By Rosie Townshend-Carter
Molly found herself at 24-years-old on a bathroom floor. She’d suffered a severe seizure. She was rushed to the hospital and sent for a CT scan.
The doctor looked right at her.
“Where are your parents?”
“Not here,” she replied.
“Well, you have a brain tumour.”
They gave her some sedatives and put her into an MRI machine. She was shocked.
“I seriously thought I was dying. Then I thought maybe my parents would finally get me a puppy.”
Her best friend, Liz, a nurse on a neuro floor, sat nearby.
“I could hear her crying and she said she was trying to be strong for me, but she just couldn’t. I knew she knew what this meant.”
Molly Ellen Laura Grady came into my life when I needed her most. After a fresh move to a new, smaller town in Prince Edward Island, I knew only a handful of people and felt lonely.
She was my neighbour and soon to be co-worker after we both landed jobs working on a chicken farm.
We worked in an unheated, dusty barn where you see your breath until 2 p.m. when the sun managed to bring heat to our cold hands.
As the only two girls, we were dressed in six layers of long johns, shirts, sweaters and overalls.
Our friendship grew over being habitually late for work after marathon waits in the Tim Horton’s drive thru, avoiding eye contact with our boss who would stand at the end of the driveway and side-eye us for our lateness, or dragging out our breaks and lunches by laughing the minutes away.
My personal life was turning ugly, with late night fights and tension. Molly shared a wall with us, so she knew what was going on. After one particularly messy fight, I walked over in tears, desperate for someone to talk to.
I walked in to see her forgiving face, offering me a place to talk. She made me realize the life I was living was unhealthy and, even though that meant she would get in the way of an old friend and this new one, she gave me the hard but loving facts that popped the perfect bubble I was living in.
When the relationship that brought me to this town faded away, I knew she would be a friend I would keep.
I went to Ontario for the summer, she continued working until she spent a semester away in Barbados. After her time living on a tropical island, she became my roommate, a breath of fresh air after living with two men for four months.
The first month we renovated a bathroom, painted various rooms and hunted for decorating bargains. Most of our best ideas came late at night, around 3 a.m., when hanging that towel rack couldn’t wait until sunrise. We tried to stifle our laughter when an angry roommate would emerge, berating us for making noise.
But the best nights were the ones where we would bond over traumatic childhood events that no one else we knew could understand.
We had both struggled in silence for years, until it became evident we were fighting the same battle, now together.
Her cousin Bella Grady, will never forget the moment she found out.

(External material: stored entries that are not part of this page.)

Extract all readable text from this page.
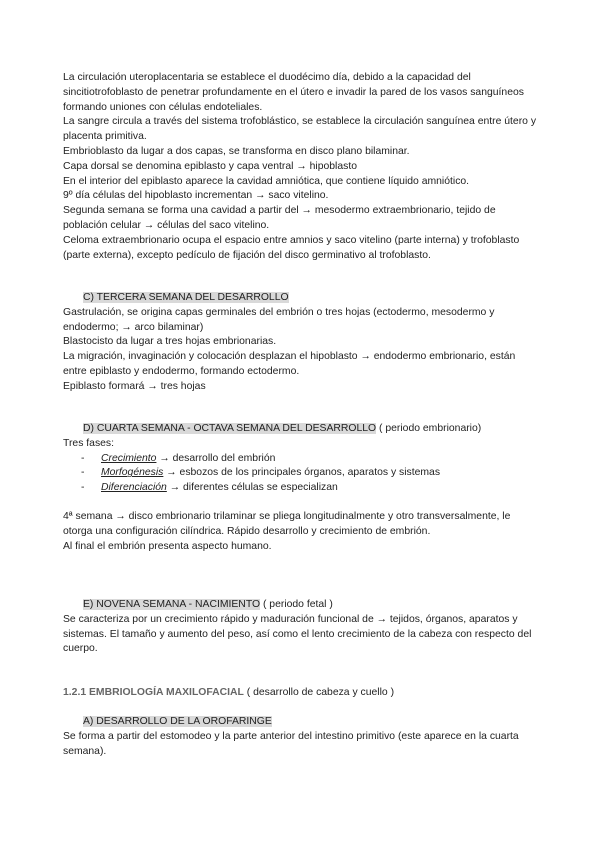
La circulación uteroplacentaria se establece el duodécimo día, debido a la capacidad del sincitiotrofoblasto de penetrar profundamente en el útero e invadir la pared de los vasos sanguíneos formando uniones con células endoteliales.

La sangre circula a través del sistema trofoblástico, se establece la circulación sanguínea entre útero y placenta primitiva.

Embrioblasto da lugar a dos capas, se transforma en disco plano bilaminar.

Capa dorsal se denomina epiblasto y capa ventral → hipoblasto

En el interior del epiblasto aparece la cavidad amniótica, que contiene líquido amniótico.

9º día células del hipoblasto incrementan → saco vitelino.

Segunda semana se forma una cavidad a partir del → mesodermo extraembrionario, tejido de población celular → células del saco vitelino.

Celoma extraembrionario ocupa el espacio entre amnios y saco vitelino (parte interna) y trofoblasto (parte externa), excepto pedículo de fijación del disco germinativo al trofoblasto.

C) TERCERA SEMANA DEL DESARROLLO

Gastrulación, se origina capas germinales del embrión o tres hojas (ectodermo, mesodermo y endodermo; → arco bilaminar)

Blastocisto da lugar a tres hojas embrionarias.

La migración, invaginación y colocación desplazan el hipoblasto → endodermo embrionario, están entre epiblasto y endodermo, formando ectodermo.

Epiblasto formará → tres hojas

D) CUARTA SEMANA - OCTAVA SEMANA DEL DESARROLLO ( periodo embrionario)

Tres fases:

- Crecimiento → desarrollo del embrión
- Morfogénesis → esbozos de los principales órganos, aparatos y sistemas
- Diferenciación → diferentes células se especializan

4ª semana → disco embrionario trilaminar se pliega longitudinalmente y otro transversalmente, le otorga una configuración cilíndrica. Rápido desarrollo y crecimiento de embrión.

Al final el embrión presenta aspecto humano.

E) NOVENA SEMANA - NACIMIENTO ( periodo fetal )

Se caracteriza por un crecimiento rápido y maduración funcional de → tejidos, órganos, aparatos y sistemas. El tamaño y aumento del peso, así como el lento crecimiento de la cabeza con respecto del cuerpo.

1.2.1 EMBRIOLOGÍA MAXILOFACIAL ( desarrollo de cabeza y cuello )

A) DESARROLLO DE LA OROFARINGE

Se forma a partir del estomodeo y la parte anterior del intestino primitivo (este aparece en la cuarta semana).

“I stared at my phone for a good five minutes, trying to understand what this meant. The only thing I could say was ‘in your brain?’” said Bella.
She has already asked if I would shave my head, something I know she finds cheesy, just to make me laugh. Bella, who has half a shaved head, also said she made the joke, saying they could be “twins.”

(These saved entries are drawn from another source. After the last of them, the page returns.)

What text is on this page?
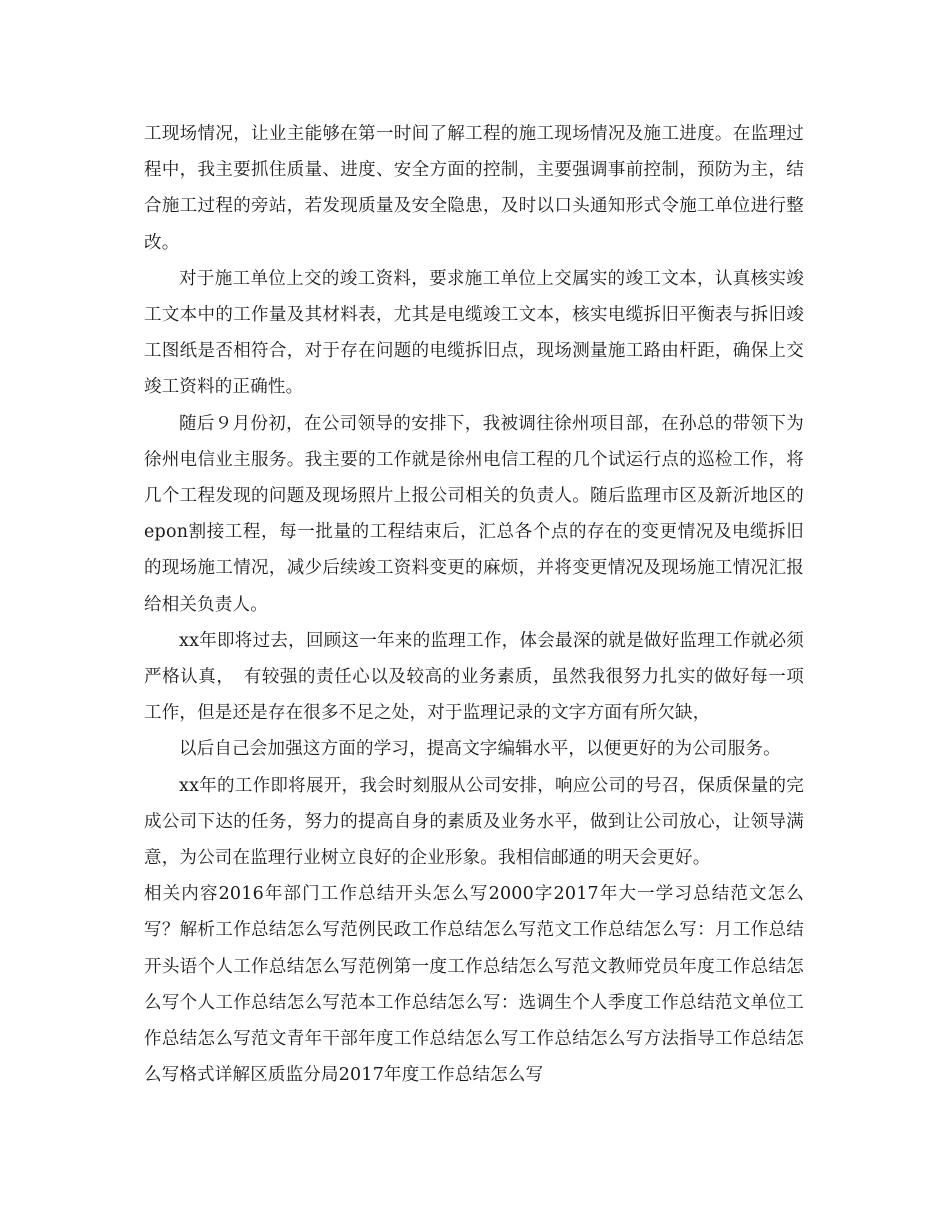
工现场情况，让业主能够在第一时间了解工程的施工现场情况及施工进度。在监理过程中，我主要抓住质量、进度、安全方面的控制，主要强调事前控制，预防为主，结合施工过程的旁站，若发现质量及安全隐患，及时以口头通知形式令施工单位进行整改。

对于施工单位上交的竣工资料，要求施工单位上交属实的竣工文本，认真核实竣工文本中的工作量及其材料表，尤其是电缆竣工文本，核实电缆拆旧平衡表与拆旧竣工图纸是否相符合，对于存在问题的电缆拆旧点，现场测量施工路由杆距，确保上交竣工资料的正确性。

随后９月份初，在公司领导的安排下，我被调往徐州项目部，在孙总的带领下为徐州电信业主服务。我主要的工作就是徐州电信工程的几个试运行点的巡检工作，将几个工程发现的问题及现场照片上报公司相关的负责人。随后监理市区及新沂地区的epon割接工程，每一批量的工程结束后，汇总各个点的存在的变更情况及电缆拆旧的现场施工情况，减少后续竣工资料变更的麻烦，并将变更情况及现场施工情况汇报给相关负责人。

xx年即将过去，回顾这一年来的监理工作，体会最深的就是做好监理工作就必须严格认真，　有较强的责任心以及较高的业务素质，虽然我很努力扎实的做好每一项工作，但是还是存在很多不足之处，对于监理记录的文字方面有所欠缺，

以后自己会加强这方面的学习，提高文字编辑水平，以便更好的为公司服务。

xx年的工作即将展开，我会时刻服从公司安排，响应公司的号召，保质保量的完成公司下达的任务，努力的提高自身的素质及业务水平，做到让公司放心，让领导满意，为公司在监理行业树立良好的企业形象。我相信邮通的明天会更好。

相关内容2016年部门工作总结开头怎么写2000字2017年大一学习总结范文怎么写？解析工作总结怎么写范例民政工作总结怎么写范文工作总结怎么写：月工作总结开头语个人工作总结怎么写范例第一度工作总结怎么写范文教师党员年度工作总结怎么写个人工作总结怎么写范本工作总结怎么写：选调生个人季度工作总结范文单位工作总结怎么写范文青年干部年度工作总结怎么写工作总结怎么写方法指导工作总结怎么写格式详解区质监分局2017年度工作总结怎么写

For many, the tumour diagnosis would feel like a death sentence. But Molly has handled it with poise and humour. It comes from her father.

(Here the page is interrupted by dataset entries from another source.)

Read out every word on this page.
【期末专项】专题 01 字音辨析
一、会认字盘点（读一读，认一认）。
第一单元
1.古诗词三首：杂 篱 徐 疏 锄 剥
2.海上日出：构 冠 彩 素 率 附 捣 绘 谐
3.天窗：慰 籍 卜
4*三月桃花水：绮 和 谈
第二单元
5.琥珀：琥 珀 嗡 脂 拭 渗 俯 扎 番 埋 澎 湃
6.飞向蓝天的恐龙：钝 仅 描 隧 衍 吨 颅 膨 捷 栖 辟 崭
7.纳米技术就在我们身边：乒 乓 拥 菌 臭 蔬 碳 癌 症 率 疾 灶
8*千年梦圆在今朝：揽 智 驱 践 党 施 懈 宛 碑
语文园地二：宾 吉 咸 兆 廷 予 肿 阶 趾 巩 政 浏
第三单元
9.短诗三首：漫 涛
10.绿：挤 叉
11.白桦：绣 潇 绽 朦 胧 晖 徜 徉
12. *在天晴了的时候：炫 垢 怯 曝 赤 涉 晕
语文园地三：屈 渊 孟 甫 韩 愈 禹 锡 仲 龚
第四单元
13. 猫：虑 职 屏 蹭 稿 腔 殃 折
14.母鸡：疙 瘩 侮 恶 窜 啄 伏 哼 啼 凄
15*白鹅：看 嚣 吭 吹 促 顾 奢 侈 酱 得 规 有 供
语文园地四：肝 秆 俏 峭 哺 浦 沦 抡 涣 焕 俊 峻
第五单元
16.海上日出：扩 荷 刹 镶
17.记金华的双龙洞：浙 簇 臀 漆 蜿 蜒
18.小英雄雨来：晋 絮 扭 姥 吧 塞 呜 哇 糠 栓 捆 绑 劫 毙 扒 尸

“I texted my dad and I meant to say ‘brain tumour’ but I typed ‘Brian tumour’, so now he exclusively calls my brain tumour ‘Brian’ and introduces him as that.”
I witnessed their relationship at my birthday dinner with Molly and her dad, John. A former Saint John police office, he is a strong man with a heart you can see broke over this tumour in his only daughter.
But, like Molly, he finds the humour. He knows what makes her smile. When she requested no bacon bits on her salad, he told the waitress, “Brian doesn’t like bacon.”
The hardest part for Molly was telling her family, especially her aunt Krista Grady and cousin Bella. I imagine when all three are in the same room, no one else can get a word in edge-wise over the boom of laughter.
“I don’t even think I cried. I was numb. I remember thinking how proud I was of her, the way she explained it all to me,” said Krista.
Molly’s last semester of her fourth year was halted due to hospital visits, appointments and trips between P.E.I. and her home province of New Brunswick.
“The thought of ‘what now’ is enough to have a big impact on anyone’s life,” said Bella.
To the relief of many, the tumour was benign. Molly’s not out of the woods just yet. Doctors believe the seizure was triggered by the tumour’s growth. The tumour is the size of a chicken nugget and it is located over her ear. She is on medication to help prevent any future seizures. If the tumour continues to grow, she need emergency brain surgery.
This tumour has tried to slow down her future plans, something she won’t let happen.
“She has too much life in her, too much love, too many dreams and too many plans for it to stop her or deter her from all that she has ever imagined herself doing,” Krista said.
Bella agrees, adding Molly is already a walking Band-Aid.
“She has more bumps and scars on her than I can count on all my fingers and toes, it’s going to take a little more than a brain tumour to stop her.”